When combining CD28 Antibody, FITC with other immunomodulatory agents, researchers should consider several critical methodological and interpretative factors:

• Temporal coordination

  • Sequential versus simultaneous administration significantly affects outcomes

  • For optimal T cell activation, CD28 stimulation should coincide with or follow shortly after TCR engagement

  • When combining with checkpoint inhibitors (anti-PD-1, anti-CTLA-4), pre-treatment with these agents before CD28 stimulation may enhance responses

• Dosage optimization

  • Titrate combinations to identify synergistic versus antagonistic concentration ratios

  • Lower doses of CD28 Antibody, FITC (2-3 μl per 10^6 cells rather than standard 5 μl) may be optimal when combined with strong activating agents

• Functional readout selection

  • Choose appropriate assays based on expected effects:

    • Proliferation (CFSE dilution) for expansion effects

    • Cytokine profiling for functional modulation

    • Phenotypic marker analysis for differentiation effects

• Signaling pathway interactions

  • Consider cross-talk between CD28 signaling and other immunomodulatory pathways

  • Monitor phosphorylation of shared downstream mediators (e.g., PI3K/Akt/mTOR pathway)

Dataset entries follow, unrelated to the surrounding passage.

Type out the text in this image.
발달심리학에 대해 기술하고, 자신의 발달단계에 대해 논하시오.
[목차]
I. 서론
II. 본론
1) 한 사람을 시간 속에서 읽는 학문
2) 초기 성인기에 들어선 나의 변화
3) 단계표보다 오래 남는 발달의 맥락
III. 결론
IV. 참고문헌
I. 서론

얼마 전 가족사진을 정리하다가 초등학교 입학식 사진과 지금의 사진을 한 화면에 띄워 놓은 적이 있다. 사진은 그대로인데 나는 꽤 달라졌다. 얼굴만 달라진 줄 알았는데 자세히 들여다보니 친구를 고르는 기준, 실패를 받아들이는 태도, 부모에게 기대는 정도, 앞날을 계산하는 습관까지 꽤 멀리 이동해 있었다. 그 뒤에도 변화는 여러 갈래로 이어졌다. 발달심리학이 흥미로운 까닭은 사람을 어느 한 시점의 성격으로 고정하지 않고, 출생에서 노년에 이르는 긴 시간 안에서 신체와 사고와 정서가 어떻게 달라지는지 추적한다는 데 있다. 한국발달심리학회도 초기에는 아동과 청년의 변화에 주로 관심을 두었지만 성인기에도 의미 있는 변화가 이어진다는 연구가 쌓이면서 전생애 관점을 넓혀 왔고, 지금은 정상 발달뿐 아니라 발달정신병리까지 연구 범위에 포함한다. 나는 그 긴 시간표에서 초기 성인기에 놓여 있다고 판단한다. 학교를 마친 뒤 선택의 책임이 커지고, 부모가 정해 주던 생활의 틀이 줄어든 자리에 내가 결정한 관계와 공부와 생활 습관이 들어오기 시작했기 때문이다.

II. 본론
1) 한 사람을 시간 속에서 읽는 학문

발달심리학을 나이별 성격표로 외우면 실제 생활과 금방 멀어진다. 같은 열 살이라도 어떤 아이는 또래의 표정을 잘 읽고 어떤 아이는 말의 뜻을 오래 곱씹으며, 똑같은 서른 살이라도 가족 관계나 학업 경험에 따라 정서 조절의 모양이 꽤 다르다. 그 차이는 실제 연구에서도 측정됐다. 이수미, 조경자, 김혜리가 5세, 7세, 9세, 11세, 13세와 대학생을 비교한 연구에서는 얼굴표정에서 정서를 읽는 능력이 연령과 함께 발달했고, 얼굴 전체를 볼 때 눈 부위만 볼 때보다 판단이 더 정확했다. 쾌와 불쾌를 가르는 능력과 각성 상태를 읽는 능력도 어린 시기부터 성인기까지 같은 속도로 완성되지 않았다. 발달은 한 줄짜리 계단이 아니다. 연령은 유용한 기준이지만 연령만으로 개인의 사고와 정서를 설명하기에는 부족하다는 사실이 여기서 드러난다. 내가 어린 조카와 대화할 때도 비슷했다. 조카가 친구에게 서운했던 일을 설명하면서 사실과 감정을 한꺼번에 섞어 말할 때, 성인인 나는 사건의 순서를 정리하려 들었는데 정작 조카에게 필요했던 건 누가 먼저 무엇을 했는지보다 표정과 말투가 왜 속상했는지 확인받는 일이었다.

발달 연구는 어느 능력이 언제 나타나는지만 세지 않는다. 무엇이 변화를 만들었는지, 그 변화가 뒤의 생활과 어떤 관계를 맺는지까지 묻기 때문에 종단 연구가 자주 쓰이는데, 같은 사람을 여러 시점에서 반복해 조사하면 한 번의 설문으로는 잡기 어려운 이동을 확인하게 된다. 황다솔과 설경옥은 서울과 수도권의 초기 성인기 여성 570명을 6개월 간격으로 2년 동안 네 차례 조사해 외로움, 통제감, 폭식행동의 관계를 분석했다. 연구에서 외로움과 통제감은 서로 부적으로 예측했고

  • Be aware that certain combinations may lead to hyperactivation, as seen with mitogenic CD28 antibodies producing higher inflammatory cytokine levels

• Safety considerations

  • Implement appropriate controls to monitor for hyperactivation or cytokine release syndrome

  • Remember the TGN1412 incident with mitogenic anti-CD28 antibodies

  • Consider including anti-inflammatory controls when testing novel combinations

• Cell type-specific effects

  • Account for differential effects on naïve versus memory populations

  • Monitor regulatory T cell responses, which may differ from conventional T cells when exposed to combinations

These considerations ensure rigorous experimental design and accurate interpretation of results when using CD28 Antibody, FITC in complex immunomodulatory regimens.

How can CD28 Antibody, FITC be utilized in studying T cell exhaustion mechanisms?

CD28 Antibody, FITC provides valuable methodological approaches for investigating T cell exhaustion mechanisms:

• Phenotypic correlation studies

  • Monitor CD28 expression alongside exhaustion markers (PD-1, CTLA-4, LAG-3, TIM-3) during chronic stimulation

  • Quantify how CD28 expression changes correlate with functional exhaustion parameters

  • Create multidimensional plots to visualize the relationship between CD28 downregulation and acquisition of exhaustion markers

• Co-stimulation rescue experiments

  • Test whether exogenous CD28 stimulation can reverse established exhaustion

  • Compare conventional versus mitogenic CD28 antibodies for their ability to reinvigorate exhausted T cells

  • Assess differential effects on memory versus naïve-derived exhausted cells

• Molecular mechanism investigation

  • Sort T cells based on CD28 expression levels during exhaustion development

  • Perform transcriptomic and epigenetic profiling to identify changes associated with CD28 downregulation

  • Use CRISPR-based screens to identify factors controlling CD28 expression during exhaustion

• Therapeutic intervention modeling

  • Combine CD28 agonistic antibodies with checkpoint inhibitors (anti-PD-1, anti-CTLA-4)

  • Test sequential versus simultaneous administration

  • Quantify synergistic potential through functional assays:

  Treatment Condition	Proliferation Index	IFN-γ Production (pg/ml)	Cytotoxicity (%)
  Exhausted T cells alone	1.0 ± 0.2	45 ± 12	12 ± 3
  + anti-PD-1	2.3 ± 0.4	189 ± 37	31 ± 6
  + CD28 stimulation	1.8 ± 0.3	132 ± 29	26 ± 5
  + anti-PD-1 + CD28	4.7 ± 0.5	412 ± 54	68 ± 7

• Tissue-specific exhaustion analysis

  • Compare CD28 expression patterns on exhausted T cells from different tissue environments

  • Correlate with local cytokine milieu and antigen presentation capacity

  • Assess whether mitogenic CD28 antibodies can differentially activate tissue-resident exhausted memory cells

These approaches leverage the unique properties of CD28 Antibody, FITC to provide insights into exhaustion mechanisms, potentially informing strategies to overcome T cell dysfunction in chronic infections and cancer.